Mount St. Mary's upsets Towson State Booth's 36 power 91-77 Beltway win

December 08, 1991|By Paul McMullen

Kevin Booth's knees are hurting, but he could have iced down his right arm after the Baltimore Beltway Classic.

A junior guard who redshirted last season with an injury to his left knee and is now bothered by tendinitis in his right, Booth scored a career-high 36 points last night to lead Mount St. Mary's to a 91-77 upset victory over Towson State in the consolation game of the Beltway Classic at Maryland Baltimore County.

In getting coach Jim Phelan his 688th victory in 38 seasons, the Mountaineers (1-4) ended a 10-game losing streak, the longest in a history that began in 1934. Two-time champion Towson State (1-4), making its first consolation appearance, was the only team to enter the Beltway Classic with a win to its credit, hence the surprise at its fourth-place finish.

Booth set tournament records with six three-point field goals and 14 attempts in a semifinal loss to Loyola on Friday, and he was even more effective from long distance against the Tigers, hitting six of 10 for a tournament record 12 for the two games.

"I didn't really play a complete game, but I got hot," said Booth, who committed 10 turnovers but was 14-16 at the free-throw line. They were keeping pressure on me, but sometimes I've got to take it on my shoulders. I felt 'just shoot it.' Tonight, I was taking the shots I wanted."

Freshman guard Phil Galvin stepped up and had 16 points for the Mountaineers, who also got 15 points and 14 rebounds from senior forward Jeff Hall. Sophomore Chad Stull had 11 points, four assists and 12 rebounds, as Mount St. Mary's, which usually struggles on the boards, had a 47-41 rebounding bulge.

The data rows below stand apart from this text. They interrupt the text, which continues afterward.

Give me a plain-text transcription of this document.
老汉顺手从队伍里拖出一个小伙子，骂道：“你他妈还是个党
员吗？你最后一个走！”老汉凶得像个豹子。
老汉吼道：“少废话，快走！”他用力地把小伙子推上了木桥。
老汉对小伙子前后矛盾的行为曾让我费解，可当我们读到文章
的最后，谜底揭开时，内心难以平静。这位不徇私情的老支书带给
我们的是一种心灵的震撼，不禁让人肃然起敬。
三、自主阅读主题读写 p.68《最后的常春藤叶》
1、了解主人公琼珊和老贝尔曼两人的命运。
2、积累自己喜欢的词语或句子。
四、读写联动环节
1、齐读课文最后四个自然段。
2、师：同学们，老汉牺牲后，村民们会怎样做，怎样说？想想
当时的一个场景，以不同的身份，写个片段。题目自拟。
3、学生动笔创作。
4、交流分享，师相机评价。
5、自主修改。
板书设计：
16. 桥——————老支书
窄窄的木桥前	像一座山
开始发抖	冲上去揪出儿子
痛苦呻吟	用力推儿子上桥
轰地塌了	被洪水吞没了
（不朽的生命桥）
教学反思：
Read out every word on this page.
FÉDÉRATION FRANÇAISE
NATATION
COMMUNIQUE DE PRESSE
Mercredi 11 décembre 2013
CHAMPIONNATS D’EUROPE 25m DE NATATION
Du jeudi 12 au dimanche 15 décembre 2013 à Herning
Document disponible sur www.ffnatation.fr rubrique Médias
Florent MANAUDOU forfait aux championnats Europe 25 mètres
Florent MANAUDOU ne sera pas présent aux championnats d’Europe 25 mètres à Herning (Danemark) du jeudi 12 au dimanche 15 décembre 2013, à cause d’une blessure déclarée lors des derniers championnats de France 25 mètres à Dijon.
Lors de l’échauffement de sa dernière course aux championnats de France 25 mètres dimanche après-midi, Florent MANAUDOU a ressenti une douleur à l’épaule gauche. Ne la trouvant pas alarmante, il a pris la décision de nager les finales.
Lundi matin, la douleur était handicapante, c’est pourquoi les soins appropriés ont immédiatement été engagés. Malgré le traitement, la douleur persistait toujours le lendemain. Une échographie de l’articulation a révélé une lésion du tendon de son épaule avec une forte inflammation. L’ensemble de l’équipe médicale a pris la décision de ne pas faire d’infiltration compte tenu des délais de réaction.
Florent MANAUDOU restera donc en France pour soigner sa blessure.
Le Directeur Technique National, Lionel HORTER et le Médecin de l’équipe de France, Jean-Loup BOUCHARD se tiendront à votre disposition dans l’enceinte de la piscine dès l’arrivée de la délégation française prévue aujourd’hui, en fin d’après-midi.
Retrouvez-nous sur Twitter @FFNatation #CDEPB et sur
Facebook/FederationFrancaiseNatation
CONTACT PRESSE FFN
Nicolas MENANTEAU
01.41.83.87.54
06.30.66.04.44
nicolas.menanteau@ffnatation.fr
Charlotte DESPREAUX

Towson State, which made only 37.2 percent (28-for-75) of its field-goal attempts, got 19 points and six rebounds from Terrance Jacobs, and 14 points from Chuck Lightening. The senior forward was 6-for-19 from the field.

Booth made five three-pointers in the second half, including three in a pivotal two-minute span. The Mountaineers had rallied from a 52-44 deficit to get within 58-57 when Booth took advantage of some defensive lapses by the Tigers. A decisive 11-3 run featured a long shot by Booth from the left corner and two from the right wing, as Mount St. Mary's forged a 68-61 lead that never got below three again.

After Terrance Jacobs drew the Tigers within 71-68 with just under four minutes left, the Mountaineers scored eight unanswered points, three on uncontested fast-break baskets that caught the Tigers napping.

Towson State, bothered by poor free-throw shooting in its first four games, came out of its funk at the line in the first half, making 12 of 13 take a 37-30 lead into halftime.

Already minus senior guard Devin Boyd until at least the second week of January, Towson State was also without the services of sophomore center John James, who sprained an ankle in Friday's 93-83 semifinal loss to UMBC. James should return for Saturday's game against Washington College.

"They [Mount St. Mary's] came back and never gave up, and that's a good lesson for our team," Towson State coach Terry Truax said. "We had to make plays when we fell behind, and we didn't. We're not taking advantage of our quickness.

"I don't think we realize what Devin Boyd has meant to this team. We're obviously missing some senior leadership."